Puketi follows other Northland forests, including Waipoua, which contains Tane Mahuta, to have kauri dieback.
But Forest & Bird has expressed deep horror and sadness that kauri dieback has been confirmed in Puketi Forest, and are demanding the Government fund and implement the stalled National Pest Management Plan for kauri dieback.
Northland Forest & Bird spokesman Dean Baigent-Mercer said Puketi and Warawara forests have the only areas of unlogged kauri left in the world.
"Unlike the Waitakere Ranges, in Northland the disease is being found far from tracks. Pigs are the main spreaders of the invisible disease in the north as they rip up the ground for food and carry the disease in mud on their feet, fur, tusks and we know the disease can travel through their guts and be deposited somewhere else when they poo," Baigent-Mercer said.
"Feral pigs are counted within the 100 worst invasive species in the world. Here pigs have no natural predators, except occasional human hunters. In Northland, a sow will have a litter of six or more piglets, several times a year. In comparison a female possum has one baby a year.
"High pig numbers turn natives forests into giant pigsties with muddy wallows, pig race tracks and smashed under-storey. Extremely high levels of pigs in Puketi Forest is well known. Two years ago a TV news expose showed 40 wild pigs passing a single camera.
"People didn't fight to save these ancient kauri from chainsaws for them to be killed by pigs spreading kauri dieback disease. Hunters have been taking pigs or piglets from one spot that happens to be infected with kauri dieback and releasing them in another area and spreading the invisible disease."
He said the Government must fully fund and implement the proposed National Pest Management Plan for kauri dieback that is currently sitting with Cabinet.
"New Zealand was promised there would be an accelerated response on kauri dieback more than two years ago and yet nothing has changed on the ground. Having a consistent set of policies and rules to enable the control of disease spread across all land uses and landowners is essential,'' Baigent-Mercer said.
"The health of these forests needs to be improved to help fight the disease and reduce its spread. The last ancient kauri forests left need to be prioritised."
O'Halloran said the infected tree is in a remote location and DoC is beginning additional surveillance and sampling work in the immediate vicinity and also on tracks and traplines in the surrounding area.
Kauri forests once covered 250,000ha of the country. Now just 1 per cent remained, and that was under threat from kauri dieback.
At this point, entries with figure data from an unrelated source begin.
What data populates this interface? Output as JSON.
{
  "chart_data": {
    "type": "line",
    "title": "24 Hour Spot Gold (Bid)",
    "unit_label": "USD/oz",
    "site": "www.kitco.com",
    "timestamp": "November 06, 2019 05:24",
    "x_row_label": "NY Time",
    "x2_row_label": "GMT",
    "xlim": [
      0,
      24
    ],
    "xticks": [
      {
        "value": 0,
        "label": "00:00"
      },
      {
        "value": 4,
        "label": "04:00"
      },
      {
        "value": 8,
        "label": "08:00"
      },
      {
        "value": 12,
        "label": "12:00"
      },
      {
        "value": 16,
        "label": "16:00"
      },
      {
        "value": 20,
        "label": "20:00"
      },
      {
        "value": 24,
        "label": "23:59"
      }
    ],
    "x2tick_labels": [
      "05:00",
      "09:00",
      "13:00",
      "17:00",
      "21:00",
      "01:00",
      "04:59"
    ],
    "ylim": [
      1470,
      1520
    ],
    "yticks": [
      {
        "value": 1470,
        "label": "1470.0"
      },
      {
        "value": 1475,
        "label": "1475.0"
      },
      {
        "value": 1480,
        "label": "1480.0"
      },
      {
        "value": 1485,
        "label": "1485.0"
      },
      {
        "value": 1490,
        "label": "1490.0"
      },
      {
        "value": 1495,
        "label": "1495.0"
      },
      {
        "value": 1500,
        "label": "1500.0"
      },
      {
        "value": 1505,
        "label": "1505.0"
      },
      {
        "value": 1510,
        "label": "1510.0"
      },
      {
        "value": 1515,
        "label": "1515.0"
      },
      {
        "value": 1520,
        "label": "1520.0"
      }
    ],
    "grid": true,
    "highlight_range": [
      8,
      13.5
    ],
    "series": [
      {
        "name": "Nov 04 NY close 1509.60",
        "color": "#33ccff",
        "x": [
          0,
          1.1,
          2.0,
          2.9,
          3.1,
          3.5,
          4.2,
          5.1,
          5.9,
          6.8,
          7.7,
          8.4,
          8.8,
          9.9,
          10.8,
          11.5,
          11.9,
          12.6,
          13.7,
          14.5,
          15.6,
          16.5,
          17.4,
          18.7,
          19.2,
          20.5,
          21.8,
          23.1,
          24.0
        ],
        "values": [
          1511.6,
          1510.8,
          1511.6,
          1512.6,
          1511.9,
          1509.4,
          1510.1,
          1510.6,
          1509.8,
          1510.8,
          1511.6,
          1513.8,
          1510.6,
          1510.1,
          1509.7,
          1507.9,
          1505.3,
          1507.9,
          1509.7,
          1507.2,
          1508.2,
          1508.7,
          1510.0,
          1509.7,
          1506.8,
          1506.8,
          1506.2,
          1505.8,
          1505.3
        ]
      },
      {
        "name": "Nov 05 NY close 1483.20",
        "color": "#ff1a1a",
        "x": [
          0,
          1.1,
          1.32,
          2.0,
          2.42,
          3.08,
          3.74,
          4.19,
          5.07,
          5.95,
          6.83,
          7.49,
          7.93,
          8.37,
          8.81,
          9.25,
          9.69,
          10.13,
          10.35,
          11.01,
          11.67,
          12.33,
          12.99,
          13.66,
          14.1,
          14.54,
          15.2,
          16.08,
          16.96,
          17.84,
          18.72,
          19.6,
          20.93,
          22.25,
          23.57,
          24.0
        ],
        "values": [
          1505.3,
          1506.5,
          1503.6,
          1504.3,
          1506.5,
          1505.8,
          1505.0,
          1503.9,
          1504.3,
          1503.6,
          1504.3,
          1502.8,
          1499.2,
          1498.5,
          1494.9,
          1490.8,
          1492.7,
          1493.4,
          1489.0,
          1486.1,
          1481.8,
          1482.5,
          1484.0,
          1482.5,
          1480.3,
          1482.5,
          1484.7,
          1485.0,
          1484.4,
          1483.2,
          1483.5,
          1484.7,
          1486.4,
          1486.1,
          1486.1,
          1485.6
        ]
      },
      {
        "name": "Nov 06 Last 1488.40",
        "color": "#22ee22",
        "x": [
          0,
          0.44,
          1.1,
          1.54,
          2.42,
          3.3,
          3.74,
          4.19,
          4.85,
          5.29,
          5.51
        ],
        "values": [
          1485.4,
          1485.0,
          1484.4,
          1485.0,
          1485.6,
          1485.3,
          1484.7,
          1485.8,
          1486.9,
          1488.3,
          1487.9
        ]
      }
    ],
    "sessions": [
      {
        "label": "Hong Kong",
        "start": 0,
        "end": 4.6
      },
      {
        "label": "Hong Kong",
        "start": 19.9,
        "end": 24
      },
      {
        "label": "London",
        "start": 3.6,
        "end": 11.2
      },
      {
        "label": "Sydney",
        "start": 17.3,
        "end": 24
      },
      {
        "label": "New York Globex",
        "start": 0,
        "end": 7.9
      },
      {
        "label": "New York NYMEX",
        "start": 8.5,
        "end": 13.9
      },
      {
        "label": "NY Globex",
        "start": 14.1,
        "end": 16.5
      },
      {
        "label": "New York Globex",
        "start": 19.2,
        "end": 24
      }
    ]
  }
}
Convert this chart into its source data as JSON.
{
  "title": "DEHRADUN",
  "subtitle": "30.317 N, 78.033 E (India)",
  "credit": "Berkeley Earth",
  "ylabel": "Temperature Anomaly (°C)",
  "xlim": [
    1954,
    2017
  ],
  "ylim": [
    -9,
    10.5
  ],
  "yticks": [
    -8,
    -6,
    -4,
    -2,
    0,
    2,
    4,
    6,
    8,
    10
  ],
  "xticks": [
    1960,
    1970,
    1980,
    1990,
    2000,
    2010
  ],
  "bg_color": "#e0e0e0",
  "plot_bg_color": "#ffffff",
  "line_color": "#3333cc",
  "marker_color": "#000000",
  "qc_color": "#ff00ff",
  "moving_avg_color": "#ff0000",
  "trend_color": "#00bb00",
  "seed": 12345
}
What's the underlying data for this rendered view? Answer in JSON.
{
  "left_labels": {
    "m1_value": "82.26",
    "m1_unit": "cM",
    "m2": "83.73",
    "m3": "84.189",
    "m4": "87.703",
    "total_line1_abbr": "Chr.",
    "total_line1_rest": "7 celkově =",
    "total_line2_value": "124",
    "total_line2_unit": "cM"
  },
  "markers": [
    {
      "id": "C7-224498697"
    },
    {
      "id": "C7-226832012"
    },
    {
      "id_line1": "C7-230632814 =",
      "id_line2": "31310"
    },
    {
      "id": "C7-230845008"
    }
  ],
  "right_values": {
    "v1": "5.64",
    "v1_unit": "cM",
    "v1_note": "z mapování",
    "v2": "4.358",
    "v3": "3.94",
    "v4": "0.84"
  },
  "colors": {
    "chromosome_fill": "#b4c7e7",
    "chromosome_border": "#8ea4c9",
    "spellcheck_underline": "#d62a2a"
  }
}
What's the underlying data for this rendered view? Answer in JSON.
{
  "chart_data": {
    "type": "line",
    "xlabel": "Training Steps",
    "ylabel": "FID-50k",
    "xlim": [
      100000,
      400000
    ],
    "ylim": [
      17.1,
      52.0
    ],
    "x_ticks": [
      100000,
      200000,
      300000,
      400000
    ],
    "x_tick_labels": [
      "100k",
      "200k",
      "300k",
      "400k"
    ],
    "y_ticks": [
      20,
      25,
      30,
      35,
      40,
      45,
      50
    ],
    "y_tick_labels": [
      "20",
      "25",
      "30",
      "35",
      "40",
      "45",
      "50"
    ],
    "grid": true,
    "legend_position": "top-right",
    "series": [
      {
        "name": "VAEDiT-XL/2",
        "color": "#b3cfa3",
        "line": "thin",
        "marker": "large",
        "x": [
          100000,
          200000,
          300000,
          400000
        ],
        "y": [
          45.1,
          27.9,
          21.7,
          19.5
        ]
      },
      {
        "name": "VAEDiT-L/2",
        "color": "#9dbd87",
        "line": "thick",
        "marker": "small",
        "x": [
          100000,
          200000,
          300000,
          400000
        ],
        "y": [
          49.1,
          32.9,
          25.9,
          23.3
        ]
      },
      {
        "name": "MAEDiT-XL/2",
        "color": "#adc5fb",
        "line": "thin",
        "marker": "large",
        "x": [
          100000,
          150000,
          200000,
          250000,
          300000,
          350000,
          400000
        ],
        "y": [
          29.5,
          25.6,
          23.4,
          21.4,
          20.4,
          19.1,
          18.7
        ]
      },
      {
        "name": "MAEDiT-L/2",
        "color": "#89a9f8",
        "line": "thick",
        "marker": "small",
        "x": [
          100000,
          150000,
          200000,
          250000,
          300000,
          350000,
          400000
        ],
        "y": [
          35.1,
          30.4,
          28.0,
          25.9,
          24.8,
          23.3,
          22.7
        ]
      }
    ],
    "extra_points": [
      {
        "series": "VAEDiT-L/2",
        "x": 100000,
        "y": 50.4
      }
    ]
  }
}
How can the public help stop the spread?
• Clean your footwear and gear of all soil before and after visiting a kauri forest.
• We recommend gear is cleaned thoroughly before you leave home.
• If there is a hygiene station on arrival at the forest, use it, and stay on the track.
• If using poles, ensure they are also cleaned and only placed within the actual track, or don't use them in kauri forests.
What is kauri dieback?
Kauri dieback can kill kauri of all ages. It's a disease caused by a microscopic fungus-like organism, called Phytophthora agathidicida. It lives in the soil and infects kauri roots, damaging the tissues that carry nutrients and water within the tree, effectively starving it to death.